What is fetal growth restriction?

Fetal growth restriction (FGR) is a condition where a baby is smaller than expected or when a baby’s growth slows or stops during pregnancy.

This can affect 10% of pregnancies and happens when the placenta is not working well enough to provide the baby with the nutrients they need to grow normally or sometimes due to chromosomal problems or infections (e.g. cytomegalovirus, toxoplasmosis).

Risk factors

The most common risks are:

  • if you’ve had a previously small baby, pre-eclampsia or stillbirth.
  • if you’ve had complications earlier in this pregnancy, particularly heavy bleeding.
  • having a pre-existing medical problem such as high blood pressure, kidney problems, diabetes, or heart disease
  • smoking, drinking alcohol or using illegal or recreational drugs.
  • being over 35 years of age.

If you are considered at risk of FGR you may be offered low dose aspirin 75mg-150mg from 12 weeks of pregnancy.

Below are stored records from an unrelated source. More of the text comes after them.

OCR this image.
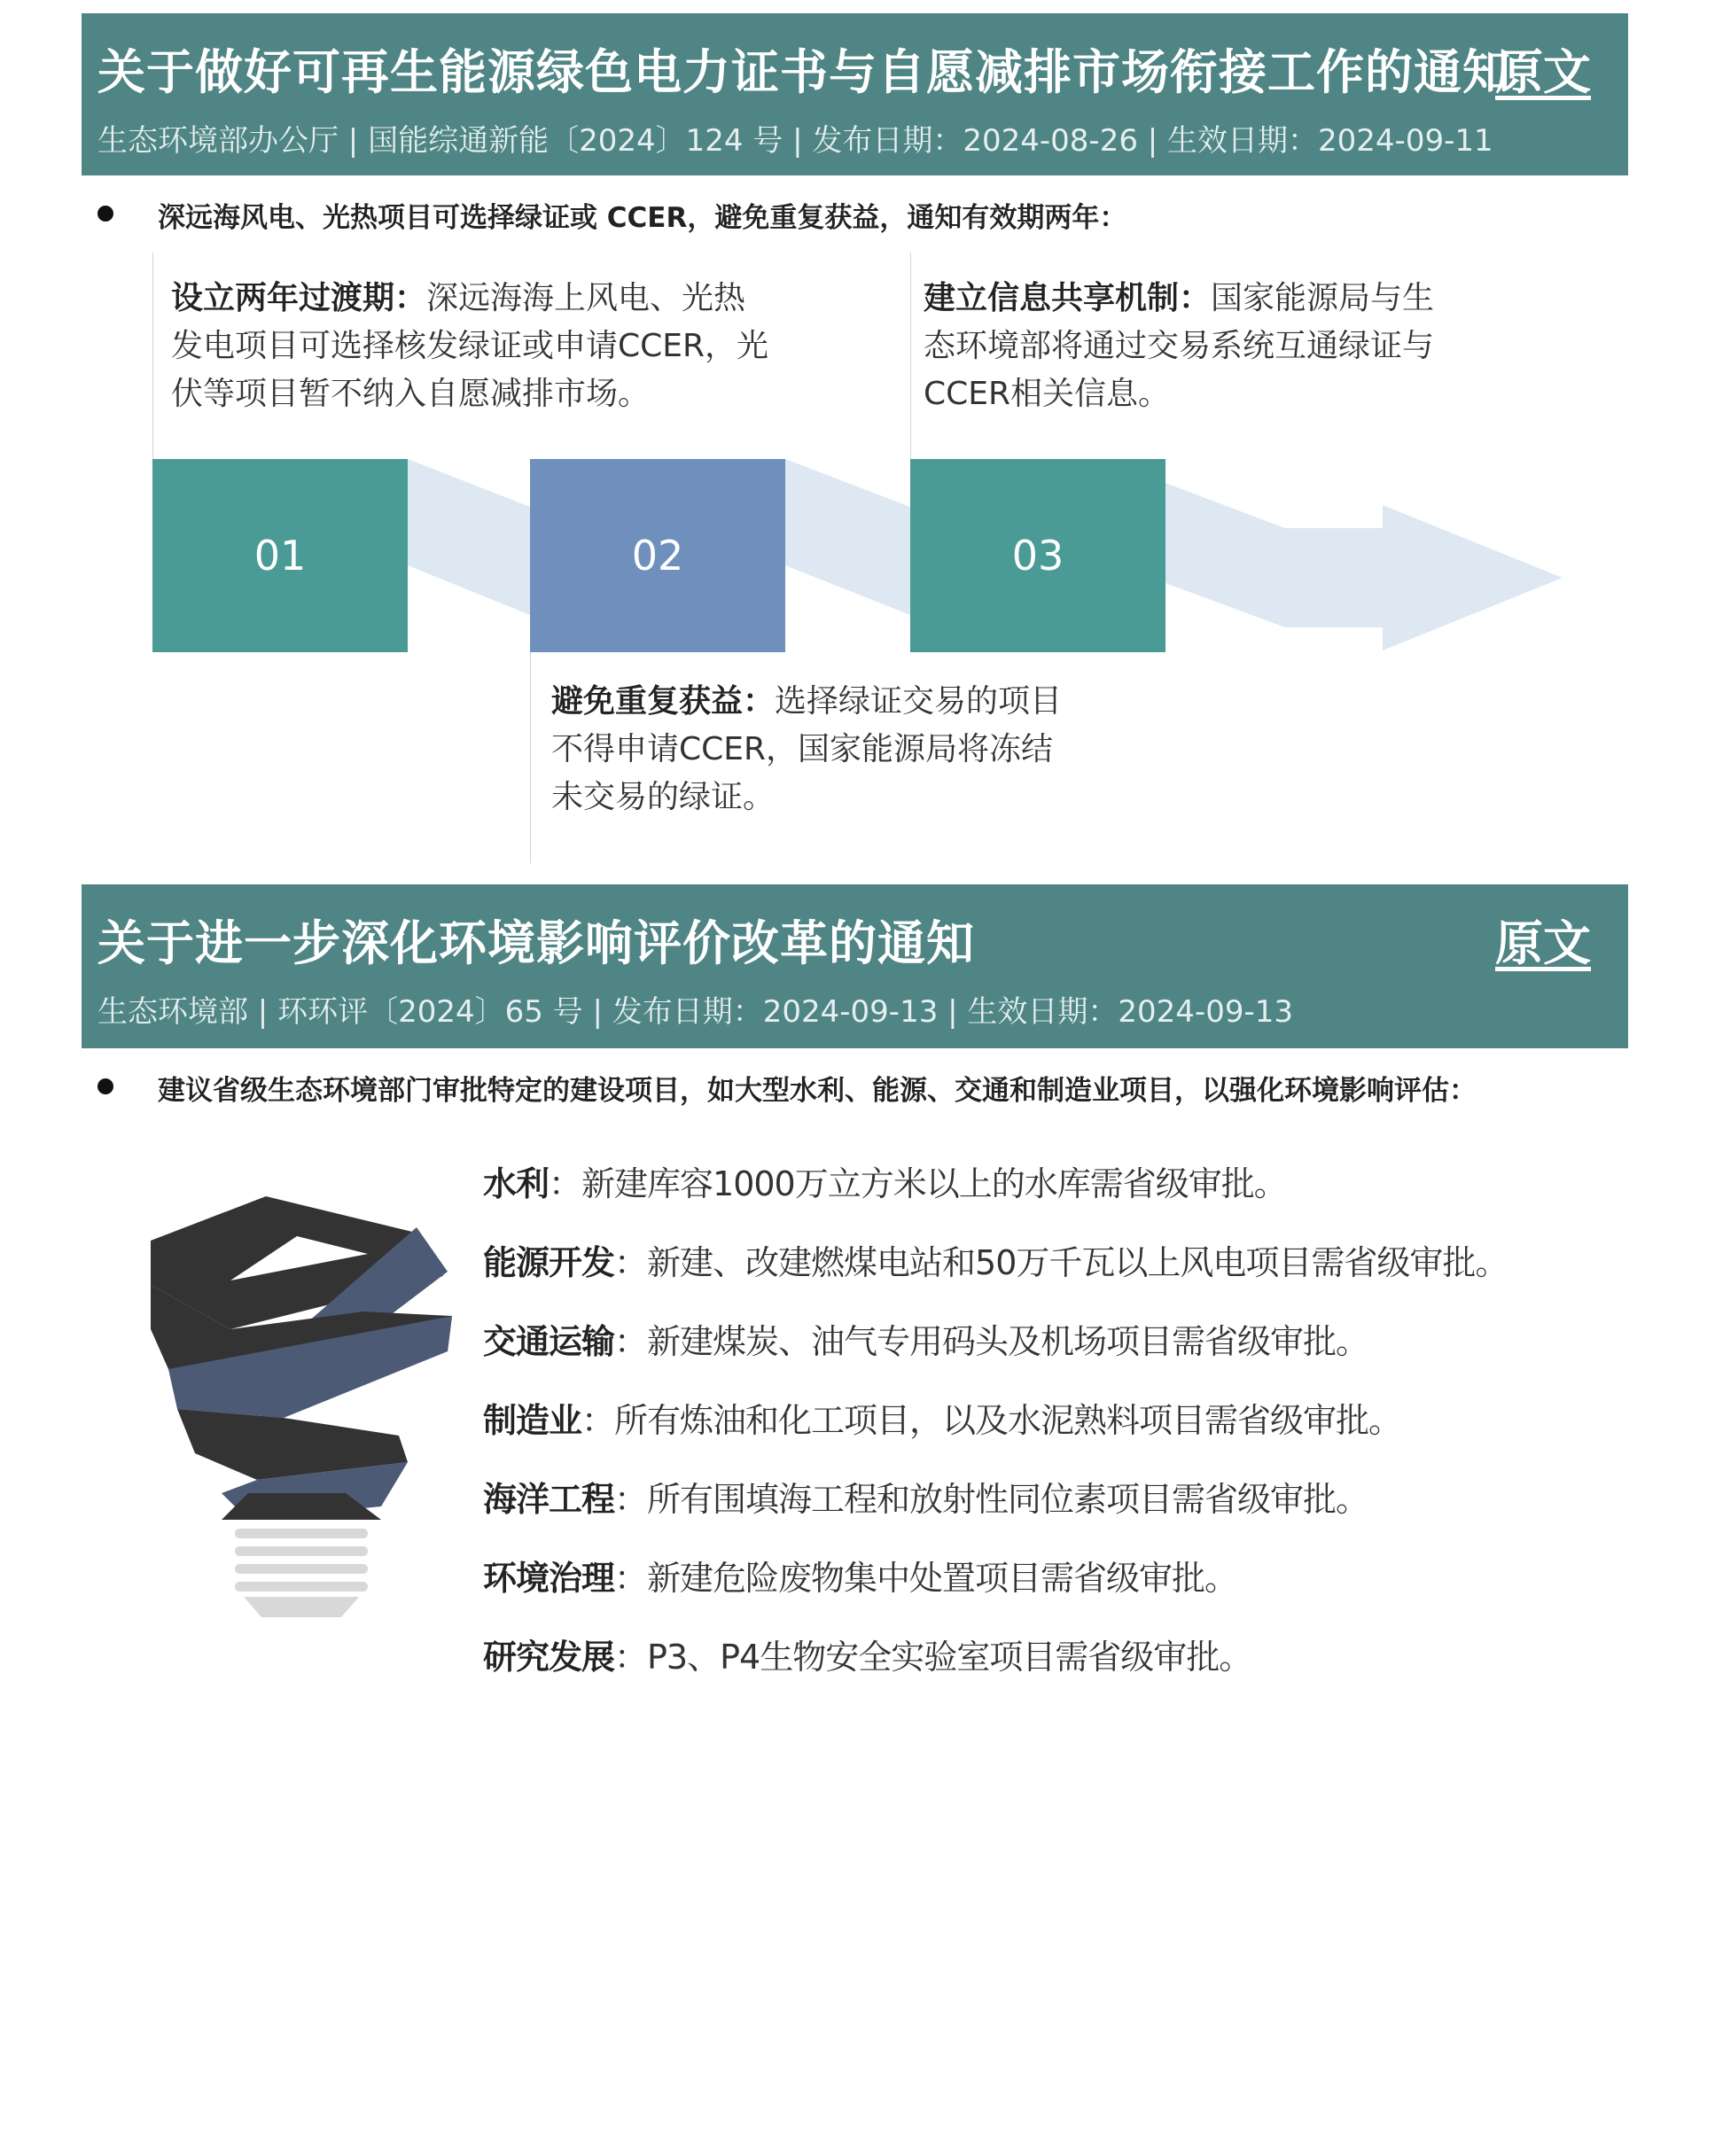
关于做好可再生能源绿色电力证书与自愿减排市场衔接工作的通知
原文
生态环境部办公厅 | 国能综通新能〔2024〕124 号 | 发布日期：2024-08-26 | 生效日期：2024-09-11
深远海风电、光热项目可选择绿证或 CCER，避免重复获益，通知有效期两年：
设立两年过渡期：深远海海上风电、光热发电项目可选择核发绿证或申请CCER，光伏等项目暂不纳入自愿减排市场。
避免重复获益：选择绿证交易的项目不得申请CCER，国家能源局将冻结未交易的绿证。
建立信息共享机制：国家能源局与生态环境部将通过交易系统互通绿证与CCER相关信息。
01	02	03
关于进一步深化环境影响评价改革的通知	原文
生态环境部 | 环环评〔2024〕65 号 | 发布日期：2024-09-13 | 生效日期：2024-09-13
建议省级生态环境部门审批特定的建设项目，如大型水利、能源、交通和制造业项目，以强化环境影响评估：
水利：新建库容1000万立方米以上的水库需省级审批。
能源开发：新建、改建燃煤电站和50万千瓦以上风电项目需省级审批。
交通运输：新建煤炭、油气专用码头及机场项目需省级审批。
制造业：所有炼油和化工项目，以及水泥熟料项目需省级审批。
海洋工程：所有围填海工程和放射性同位素项目需省级审批。
环境治理：新建危险废物集中处置项目需省级审批。
研究发展：P3、P4生物安全实验室项目需省级审批。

FGR can be picked up from routine ultrasound scans and/or from the size of you bump when it is measured with the midwife during routine antenatal visits. You will then have a further ultrasound scan to monitor the size and growth of your baby, and some may have scans to view the blood flow to the placenta (uterine artery Doppler).

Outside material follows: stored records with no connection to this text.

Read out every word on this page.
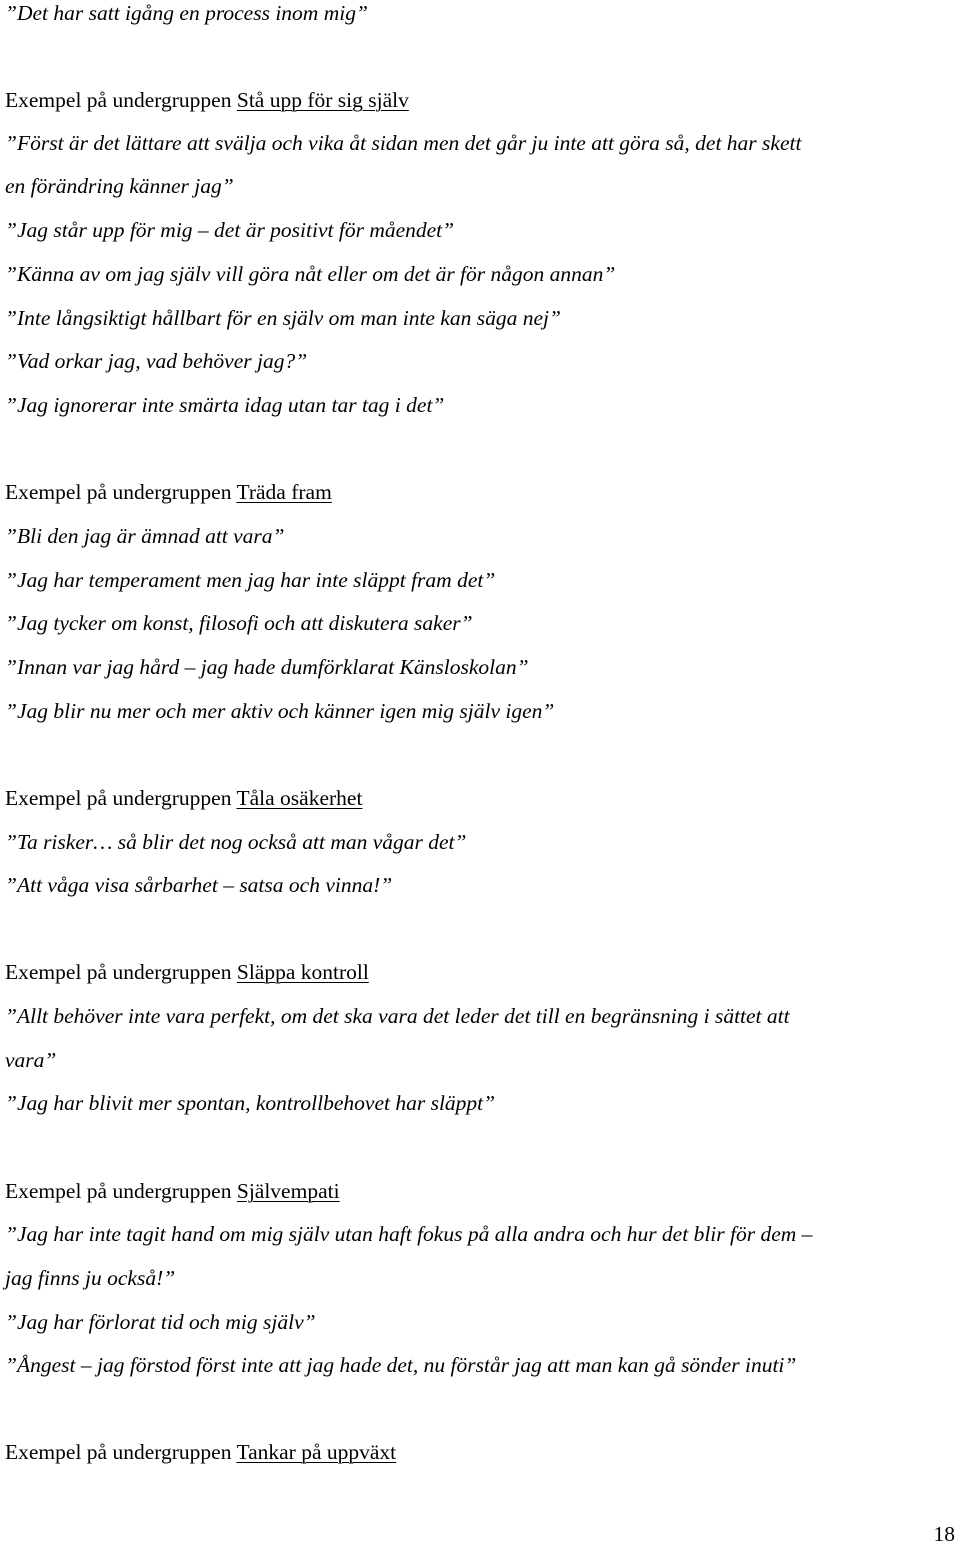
”Det har satt igång en process inom mig”
Exempel på undergruppen Stå upp för sig själv
”Först är det lättare att svälja och vika åt sidan men det går ju inte att göra så, det har skett
en förändring känner jag”
”Jag står upp för mig – det är positivt för måendet”
”Känna av om jag själv vill göra nåt eller om det är för någon annan”
”Inte långsiktigt hållbart för en själv om man inte kan säga nej”
”Vad orkar jag, vad behöver jag?”
”Jag ignorerar inte smärta idag utan tar tag i det”
Exempel på undergruppen Träda fram
”Bli den jag är ämnad att vara”
”Jag har temperament men jag har inte släppt fram det”
”Jag tycker om konst, filosofi och att diskutera saker”
”Innan var jag hård – jag hade dumförklarat Känsloskolan”
”Jag blir nu mer och mer aktiv och känner igen mig själv igen”
Exempel på undergruppen Tåla osäkerhet
”Ta risker… så blir det nog också att man vågar det”
”Att våga visa sårbarhet – satsa och vinna!”
Exempel på undergruppen Släppa kontroll
”Allt behöver inte vara perfekt, om det ska vara det leder det till en begränsning i sättet att
vara”
”Jag har blivit mer spontan, kontrollbehovet har släppt”
Exempel på undergruppen Självempati
”Jag har inte tagit hand om mig själv utan haft fokus på alla andra och hur det blir för dem –
jag finns ju också!”
”Jag har förlorat tid och mig själv”
”Ångest – jag förstod först inte att jag hade det, nu förstår jag att man kan gå sönder inuti”
Exempel på undergruppen Tankar på uppväxt
18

Sadly, FGR has an increased risk of complications including stillbirth and hence the need for obstetric support and monitoring. It is important to monitor your baby’s movements and to contact your maternity unit immediately if they have slowed down or stopped.

The Obstetric team will also talk to you about the best time for you to give birth. This is likely to be earlier than your due date, but many will be able to try for a vaginal birth, if there are no other complications.